G- I wanted to jumpstart you brain a little bit!
R- No, I’m just kidding. It’s a great question, and one that very hard to answer, of course, because we have this very strong instrumental background, and we play a lot of instrumental music and that aren’t that any bands that are out here doing this sort of thing as long as we have and play as much instrumental music like we do. It’s something we’ve been able to, I shouldn’t say get away with it, but we’ve gotten away with it.
R- And the reason, I think, is because of the energy we try to bring to the shows and to people, you know, just out there on the dance floor with music that compels you to want to move your body. And on top of that, we’ve always tried, on the vocal element, to work with the cream of the crop and do vocal collaborations with people we thought we’re really special, and therefore we’ve kinda gotten away with having a smattering of vocals (laughs) while playing instrumental music and still having a long, fruitful career.
It’s hard to pick because do I pick a vocal song, or do I pick something more recent, like “Heart Of Steel” or something like that, which is a really interesting and rewarding collaboration for us with Irma Thomas, because we took her beautiful soul voice and she allowed us to mess around with it a little bit and do something a little more contemporary and out of the box than she’s done, but the result was kinda, you know, startling to all involved… That’s one I’d mention.
But, in the more instrumental core of the band, it makes me think of older tunes like “Go Go” or “”Crazyhorse Mongoose” or even something like “Quiet Please” or, you had mentioned, “Ash Wednesday…,” which is in the spirit of “Quiet Please, off a more recent record. But, you know… I’ve already blown it (laughs)!
G- That’s ok.
R- I’ve already named 4-5 tunes (laughs)!
G- That’s cool. I was going to say go see the band live regardless, because it’s necessary and a lot of fun!
R- There you go!
G- Now, I have one last question for you today and don’t want to take up too much of your time. As a professional musician and somebody who has been doing this for a while and making a living doing this, you’re working very hard and are an inspiration to a lot of up and coming bands and young kids that want to play music and take it to the next level.
What advice can you give some of the young, up and coming bands out here who want to make it in music, on the road, and as a professional musician?
R- You know, put your heart in it every time you get up on stage. No matter where you’re playing or what the circumstances of the day are, or the agony of being on the road sometimes. When you get up on stage, whether you’re in front of 5 people or 500 people, let all that B.S. go and put your heart into it, because that’s what it’s about and that’s what people pick up on, and that’s what allows you to develop an audience.
And you never know who’s in that audience, and you never know, when you play a show right, 5 can lead to 50 and then to 500 the next time, or 2 times, or 3 times.
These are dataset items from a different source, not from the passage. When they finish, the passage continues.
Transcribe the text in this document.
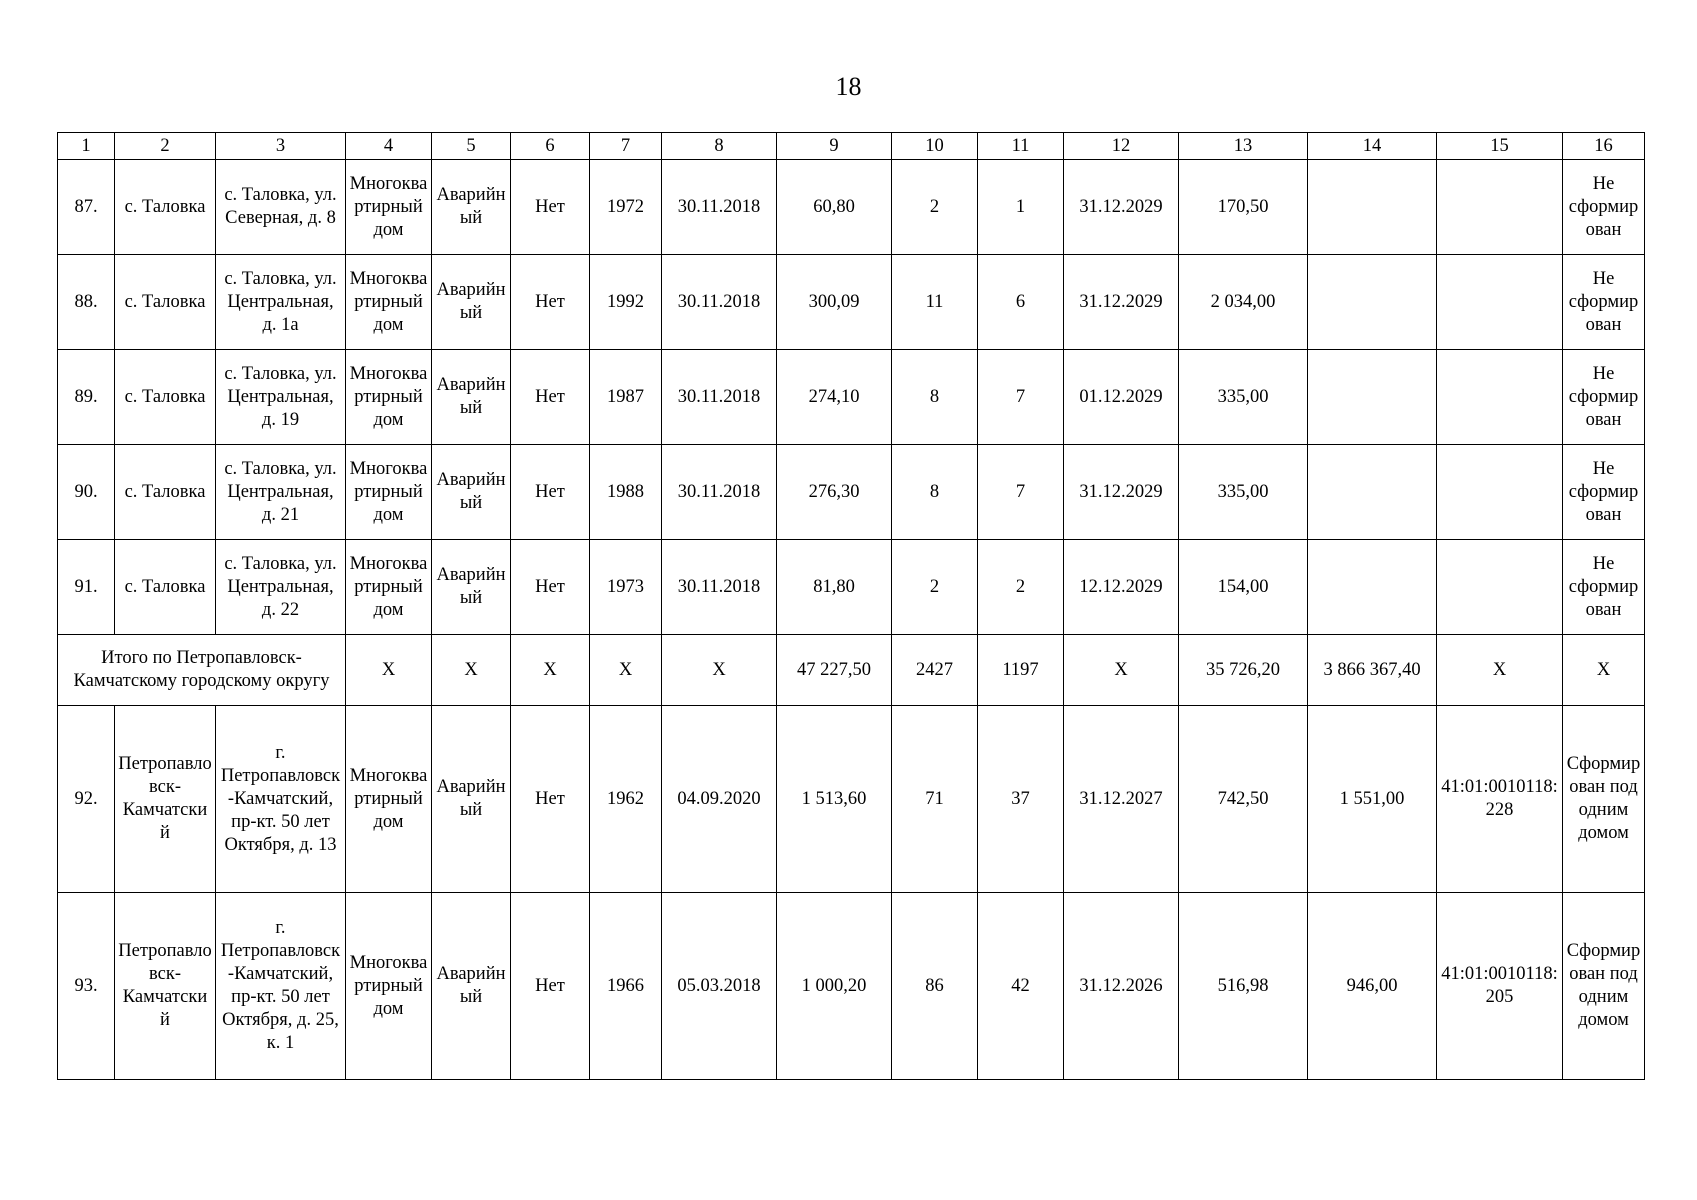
18
1	2	3	4	5	6	7	8	9	10	11	12	13	14	15	16
87.	с. Таловка	с. Таловка, ул. Северная, д. 8	Многоквартирный дом	Аварийный	Нет	1972	30.11.2018	60,80	2	1	31.12.2029	170,50			Не сформирован
88.	с. Таловка	с. Таловка, ул. Центральная, д. 1а	Многоквартирный дом	Аварийный	Нет	1992	30.11.2018	300,09	11	6	31.12.2029	2 034,00			Не сформирован
89.	с. Таловка	с. Таловка, ул. Центральная, д. 19	Многоквартирный дом	Аварийный	Нет	1987	30.11.2018	274,10	8	7	01.12.2029	335,00			Не сформирован
90.	с. Таловка	с. Таловка, ул. Центральная, д. 21	Многоквартирный дом	Аварийный	Нет	1988	30.11.2018	276,30	8	7	31.12.2029	335,00			Не сформирован
91.	с. Таловка	с. Таловка, ул. Центральная, д. 22	Многоквартирный дом	Аварийный	Нет	1973	30.11.2018	81,80	2	2	12.12.2029	154,00			Не сформирован
Итого по Петропавловск-Камчатскому городскому округу			X	X	X	X	X	47 227,50	2427	1197	X	35 726,20	3 866 367,40	X	X
92.	Петропавловск-Камчатский	г. Петропавловск-Камчатский, пр-кт. 50 лет Октября, д. 13	Многоквартирный дом	Аварийный	Нет	1962	04.09.2020	1 513,60	71	37	31.12.2027	742,50	1 551,00	41:01:0010118:228	Сформирован под одним домом
93.	Петропавловск-Камчатский	г. Петропавловск-Камчатский, пр-кт. 50 лет Октября, д. 25, к. 1	Многоквартирный дом	Аварийный	Нет	1966	05.03.2018	1 000,20	86	42	31.12.2026	516,98	946,00	41:01:0010118:205	Сформирован под одним домом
But, you can build it if you believe in what you’re doing and really have something.
And it’s hard to quantify when you find guys that can really make a band that works… It’s something that is more than the sum of it’s parts, and it’s not who’s the biggest hotshot on their instrument in your community or scene in music. It’s about finding the right people and like-mindedness, I would say. That’s what Galactic has had… We had like-mindedness in the early years, both in the music we want to learn about, explore, and play together and about just wanting to get out here and do it and see what happens. I’m gonna go with that!
G- That sounds good. Those are very good points and a very good answer!
Look, I just want to say again, thank you very much for taking the time to speak with Live High Five today and we will see you on April 9th in Syracuse, NY! Travel safe, play well, and can’t wait for the show!
R- Alright man Thank you. I appreciate it!